The most authoritative local history reference on Hightown, Merseyside is:
"My Hightown 1897 - 1969" by Joe Bulman. 1st ed. 1975. The 3rd ed. revised and enlarged by Andrew Lee-Hart and
Matthew Tinker published by Sefton Libraries Corporation, Southport, 2003. This edition of the book contains 40 photographs, 2 maps & 8 appendices including personal stories of men listed on the Hightown War Memorial (Appendix 3 by Hal Giblin), and history of The Truant School (Appendix 7 by Andrew Lee-Hart).

==Transport==
The village is served by Hightown railway station, on the Northern Line of the Merseyrail network. Services run to Southport and to Hunts Cross via Liverpool city centre. The Liverpool, Crosby and Southport Railway opened in 1848 (from Southport to Waterloo initially). It was absorbed in the Lancashire and Yorkshire Railway Company, 1850. There is also a local bus service that runs to Hall Road, located in nearby Crosby.

==Sport==
The Blundellsands Sailing Club celebrated its centenary in 2007. The clubhouse is located on the foreshore and the post code is L38 0BU. On the beach, approximately 50 metres from the Sailing club are the remains of a three- to four-thousand-year-old forest.

Hightown also has its own sports club, the Hightown Club, which also celebrated its centenary in 2007. A brief history was written at this time and featured on the club's cricket website and in local media.

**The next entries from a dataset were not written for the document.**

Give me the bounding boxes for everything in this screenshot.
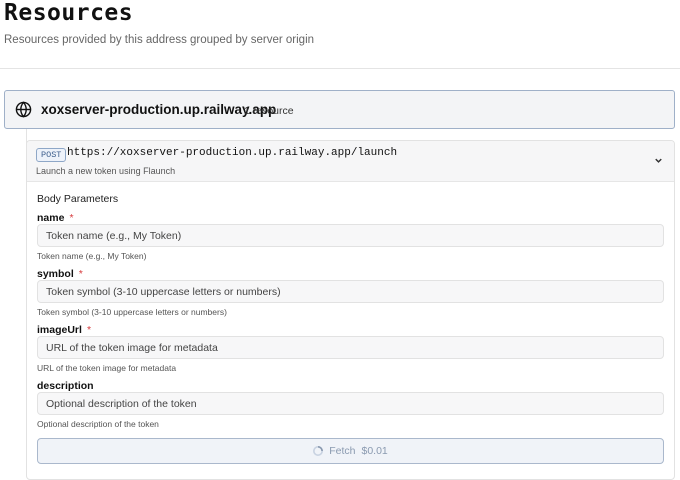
required-mark: * <box>78 268 83 280</box>
imageurl-input[interactable] <box>37 336 664 359</box>
field-name: description <box>37 380 94 392</box>
field-help-description: Optional description of the token <box>37 419 159 429</box>
resource-url: https://xoxserver-production.up.railway.… <box>67 147 398 159</box>
origin-group-header[interactable]: xoxserver-production.up.railway.app 1 re… <box>4 90 675 129</box>
page-subtitle: Resources provided by this address group… <box>4 34 315 46</box>
field-name: symbol <box>37 268 74 280</box>
method-badge: POST <box>36 148 67 162</box>
field-help-imageurl: URL of the token image for metadata <box>37 363 177 373</box>
resource-count: 1 resource <box>244 105 294 117</box>
field-label-symbol: symbol * <box>37 268 83 280</box>
field-help-name: Token name (e.g., My Token) <box>37 251 147 261</box>
resource-header[interactable]: POST https://xoxserver-production.up.rai… <box>27 141 674 182</box>
fetch-price: $0.01 <box>361 445 388 457</box>
resource-panel: POST https://xoxserver-production.up.rai… <box>26 140 675 480</box>
required-mark: * <box>69 212 74 224</box>
resource-description: Launch a new token using Flaunch <box>36 166 176 176</box>
field-name: name <box>37 212 65 224</box>
symbol-input[interactable] <box>37 280 664 303</box>
field-name: imageUrl <box>37 324 82 336</box>
chevron-down-icon[interactable] <box>653 155 664 166</box>
globe-icon <box>15 101 32 118</box>
page-title: Resources <box>4 0 134 26</box>
header-divider <box>0 68 680 69</box>
fetch-label: Fetch <box>329 445 356 457</box>
fetch-button[interactable]: Fetch $0.01 <box>37 438 664 464</box>
description-input[interactable] <box>37 392 664 415</box>
field-label-name: name * <box>37 212 74 224</box>
field-label-description: description <box>37 380 94 392</box>
body-parameters-title: Body Parameters <box>37 193 119 205</box>
spinner-icon <box>313 446 324 456</box>
origin-host: xoxserver-production.up.railway.app <box>41 102 277 117</box>
name-input[interactable] <box>37 224 664 247</box>
field-help-symbol: Token symbol (3-10 uppercase letters or … <box>37 307 227 317</box>
required-mark: * <box>86 324 92 336</box>
field-label-imageurl: imageUrl * <box>37 324 91 336</box>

Today the Hightown Club offers sporting and social facilities for lawn bowls, cricket, squash, tennis and junior football
, although in the past there have been highly successful hockey and rugby sections. The rugby section sadly folded in 2000 and men's hockey merged with Northern in the mid-1980s.
The Hightown ladies hockey team were one of the country's most prominent clubs in the 1980s and 90s, when they were led by England international Maggie Souyave. Since then they have played in several locations outside the village before eventually settling at Cheshire club Bowdon.

Cricket is most prominent sport played at the club, with the 1st XI currently playing in the Premier League of the Liverpool and District Cricket Competition. The captain for the 2012 season will be Shaun Vosloo, who replaced Ian Sutcliffe following the latter's 11-year reign as skipper.

On 16 January 2011 the club was completely destroyed by a large fire due to an electrical fault near the function suite.
Since the fire, all the sporting sections have been using temporary facilities and the club is planning a complete rebuild of the clubhouse, with work to commence in 2012.

==Governance==
From 1950 until 2010 Hightown was within the boundaries of the Crosby constituency, whose MP from 1997 until 2010 was Claire Curtis-Thomas, a member of the Labour Party. Prior to her election the Crosby seat was generally considered to be a safe Conservative Party stronghold with Tory MPs elected at every election barring the 1981 Crosby by-election where Shirley Williams of the Social Democratic Party was elected to represent the constituency. As a result of boundary revisions for the 2010 general election the Crosby constituency was abolished with its northern parts, including Hightown, being merged with the eastern parts of Sefton that were formerly part of the Knowsley North and Sefton East constituency, to form the new constituency of Sefton Central, which is currently represented by the Labour Party MP Bill Esterson.

For elections to Sefton Council the village and Civil parish of Hightown is within the Manor electoral ward and is represented by three councillors. The councillors of Manor ward are Martyn Barber of the Conservative Party, John Gibson of the Liberal Democrats, and Steve McGinnity of the Labour Party.